# Deva Reincarnation



## nayrelgof (Sep 14, 2011)

1) Are deva reincarnated as adults? It sounds like they are.

2) Does deva reincarnation work in Danor? It sounds like it does, since it's an innate ability, but does it fade if one were to live in Danor permanently?

3) According to Risuri law, is a reincarnated deva the same person? Because of their loss of memory and experiences and their fear of death, I would assume they are not legally the same person. They may inherit their old possessions (after creditors are paid), but they would not inherit debt, and they would not be culpable for crimes in past lives (death penalty would be problematic, and what would a life sentence mean?).


----------



## RangerWickett (Sep 14, 2011)

nayrelgof said:


> 1) Are deva reincarnated as adults? It sounds like they are.




Yes.



> 2) Does deva reincarnation work in Danor? It sounds like it does, since it's an innate ability, but does it fade if one were to live in Danor permanently?




Magic works in Danor, just not well, and it needs to have a wellspring. So devas can reincarnate normally in Danor, and it's not the sort of effect that would fade away. There _might_ be some places where it wouldn't work, though. Just a heads-up.



> 3) According to Risuri law, is a reincarnated deva the same person? Because of their loss of memory and experiences and their fear of death, I would assume they are not legally the same person. They may inherit their old possessions (after creditors are paid), but they would not inherit debt, and they would not be culpable for crimes in past lives (death penalty would be problematic, and what would a life sentence mean?).
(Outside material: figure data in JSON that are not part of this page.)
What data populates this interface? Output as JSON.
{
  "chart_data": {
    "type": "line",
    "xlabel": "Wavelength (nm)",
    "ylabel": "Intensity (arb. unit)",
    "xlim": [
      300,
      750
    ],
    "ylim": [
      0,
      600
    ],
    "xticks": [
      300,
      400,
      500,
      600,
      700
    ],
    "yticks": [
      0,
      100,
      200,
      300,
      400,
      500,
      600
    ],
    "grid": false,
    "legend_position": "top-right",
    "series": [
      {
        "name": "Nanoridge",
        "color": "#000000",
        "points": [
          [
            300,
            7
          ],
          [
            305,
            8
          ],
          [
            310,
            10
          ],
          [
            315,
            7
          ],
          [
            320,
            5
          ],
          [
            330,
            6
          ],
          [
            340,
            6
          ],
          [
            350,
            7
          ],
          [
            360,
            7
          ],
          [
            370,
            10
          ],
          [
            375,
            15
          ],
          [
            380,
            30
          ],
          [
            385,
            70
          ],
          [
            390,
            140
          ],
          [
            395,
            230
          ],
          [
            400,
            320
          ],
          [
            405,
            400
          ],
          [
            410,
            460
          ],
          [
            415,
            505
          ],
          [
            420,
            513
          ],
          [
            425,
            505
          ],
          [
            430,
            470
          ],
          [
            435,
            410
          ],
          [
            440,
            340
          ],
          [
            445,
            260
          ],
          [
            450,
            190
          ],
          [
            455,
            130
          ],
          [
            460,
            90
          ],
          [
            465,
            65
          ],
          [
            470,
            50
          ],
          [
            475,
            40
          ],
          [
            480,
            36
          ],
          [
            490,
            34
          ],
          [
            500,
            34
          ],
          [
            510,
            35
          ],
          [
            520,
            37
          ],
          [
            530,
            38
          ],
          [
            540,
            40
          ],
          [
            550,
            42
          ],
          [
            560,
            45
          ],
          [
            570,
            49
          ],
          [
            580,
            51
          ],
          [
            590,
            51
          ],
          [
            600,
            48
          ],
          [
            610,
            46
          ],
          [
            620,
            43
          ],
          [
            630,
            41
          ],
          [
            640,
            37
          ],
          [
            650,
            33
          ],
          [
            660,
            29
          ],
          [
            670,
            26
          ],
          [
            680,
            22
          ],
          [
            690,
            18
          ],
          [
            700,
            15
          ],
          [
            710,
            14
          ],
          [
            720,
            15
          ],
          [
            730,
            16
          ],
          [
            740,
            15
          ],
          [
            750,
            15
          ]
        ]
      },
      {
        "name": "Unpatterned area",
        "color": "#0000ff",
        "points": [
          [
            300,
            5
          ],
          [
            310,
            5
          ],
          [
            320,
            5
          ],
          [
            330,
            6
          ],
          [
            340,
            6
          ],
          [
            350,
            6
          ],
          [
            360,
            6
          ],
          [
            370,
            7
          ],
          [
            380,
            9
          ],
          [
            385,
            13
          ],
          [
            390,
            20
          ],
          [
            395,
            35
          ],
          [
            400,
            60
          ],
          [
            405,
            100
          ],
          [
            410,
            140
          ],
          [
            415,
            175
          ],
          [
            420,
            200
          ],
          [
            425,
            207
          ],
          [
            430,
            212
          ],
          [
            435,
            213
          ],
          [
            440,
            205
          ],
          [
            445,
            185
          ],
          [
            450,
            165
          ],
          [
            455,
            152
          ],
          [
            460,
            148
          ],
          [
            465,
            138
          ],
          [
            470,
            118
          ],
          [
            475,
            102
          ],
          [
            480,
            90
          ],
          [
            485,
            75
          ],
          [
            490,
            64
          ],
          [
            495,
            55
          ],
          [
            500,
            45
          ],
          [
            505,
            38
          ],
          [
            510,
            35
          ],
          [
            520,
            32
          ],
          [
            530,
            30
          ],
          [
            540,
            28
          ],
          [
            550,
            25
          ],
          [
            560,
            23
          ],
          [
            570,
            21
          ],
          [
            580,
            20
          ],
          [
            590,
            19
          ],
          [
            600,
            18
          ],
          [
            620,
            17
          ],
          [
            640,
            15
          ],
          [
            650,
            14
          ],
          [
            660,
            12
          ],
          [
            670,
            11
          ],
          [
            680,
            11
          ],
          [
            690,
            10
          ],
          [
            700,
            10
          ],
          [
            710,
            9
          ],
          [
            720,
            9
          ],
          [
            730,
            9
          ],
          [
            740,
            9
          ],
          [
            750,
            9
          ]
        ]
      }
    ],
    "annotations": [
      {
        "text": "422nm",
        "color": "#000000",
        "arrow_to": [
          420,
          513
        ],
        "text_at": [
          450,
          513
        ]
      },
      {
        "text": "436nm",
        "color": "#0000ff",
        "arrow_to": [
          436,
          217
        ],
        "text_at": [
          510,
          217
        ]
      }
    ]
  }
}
The legal code isn't quite as advanced as modern standards, and devas are very rare, and there is a lot of magistrate leeway, but the general precedent would be that yes, death for a deva is still death, but most devas with any resources arrange to bequeath their belongings to their next incarnation. Because of public disapproval of 'letting them off easy,' deva criminals usually get tossed in dungeons.


----------